Commission parlementaire contre les groupuscules d’extrême droite : la présidente Ressiguier sèchement recadrée par le préfet Pouëssel.

Si vous vous rendez sur le Facebook de Muriel Ressiguier, vous ne trouverez pas la déclaration exhaustive du préfet Pouëssel, mais un montage des morceaux choisis par Miss Goulag. Visionnez plutôt la vidéo de l’Assemblée nationale dont le lien est ci-dessous.

http://videos.assemblee-nationale.fr/video.7308609_5c6e9eeac5dd9.lutte-contre-les-groupuscules-d-extreme-droite-en-france–m-pierre-pouessel-prefet-de-l-herault–21-fevrier-2019

Une nouvelle fois, dès le début de l’audition du préfet Pouêssel de l’Hérault par la commission, nous constatons que la présidente Ressiguier pose d’emblée le cadre partisan de la traque ad hominem qu’elle a organisée contre nous ; confirmant ainsi la personnalisation que nous avions déjà dénoncée dans notre précédent communiqué.

En réponse, le préfet de l’Hérault la recadre sèchement sur l’absence de trouble à l’ordre public de la part de la LIGUE du MIDI.

Voici ce qu’il expose à la minute 19 :

« manifestement ces groupes ne remplissent pas, notamment la Ligue du MIDI, tous les critères qui pourraient justifier leur dissolution au regard des dispositions du Code de sécurité intérieure.

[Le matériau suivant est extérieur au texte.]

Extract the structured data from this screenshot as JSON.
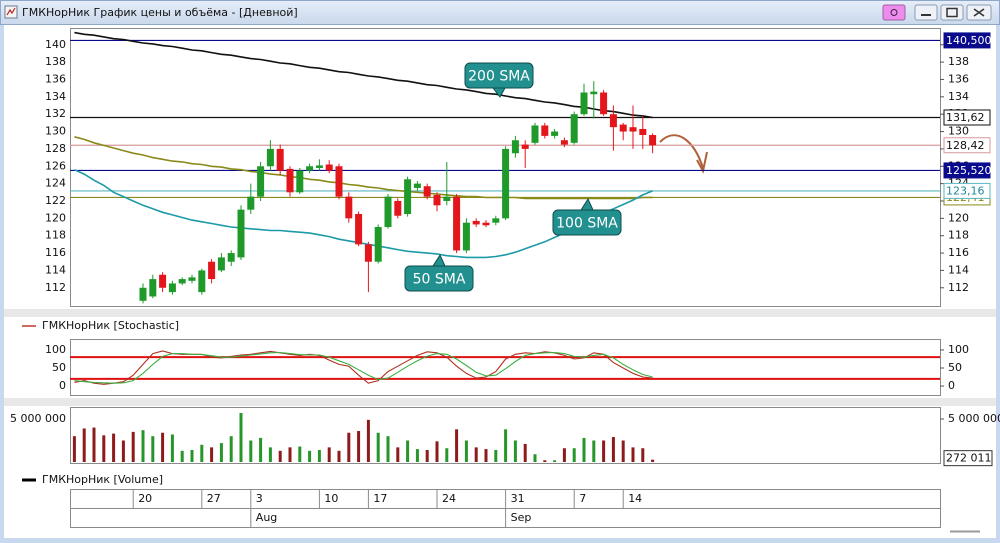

En bref, ils ne me posent pas au jour d’aujourd’hui de vrais problèmes d’ordre public, à la différence des groupuscules d’extrême-gauche très actifs à Montpellier qui se sont illustrés par une extrême violence le 14 avril dernier avec 200 Black Blocs préfigurant la manifestation parisienne du premier mai et qui de samedi en samedi sont en tête des Gilets jaunes pour affronter les forces de l’ordre ».

 Cette déclaration pointe nettement le caractère partisan de la commission alors que les vrais problèmes sont dus aux agissements des groupes ultra violents d’extrême-gauche. Cela est vrai dans le département de l’Hérault, mais aussi dans la France entière, comme on peut le vérifier tous les samedis. En incidence, on peut légitimement se poser la question de l’absence totale de répression de l’État sur ces groupes ultra violents.

Malgré cet exposé, la présidente s’acharne derechef contre la LIGUE du MIDI ; en infraction totale avec les dispositions du rapport instituant la commission.

En effet, celui-ci précise ceci :

« Interrogée par le président de l’Assemblée nationale conformément au premier alinéa de l’article 139 précité́, Mme Nicole Belloubet, garde des Sceaux, ministre de la Justice, lui a fait savoir, dans un courrier en date du 30 novembre 2018, que le périmètre de la commission d’enquête envisagée était « susceptible de recouvrir pour partie plusieurs procédures judiciaires en cours ». La commission devra donc veiller, tout au long de ses travaux, à ne pas faire porter ses investigations sur des questions relevant de la compétence exclusive de l’autorité  judiciaire ».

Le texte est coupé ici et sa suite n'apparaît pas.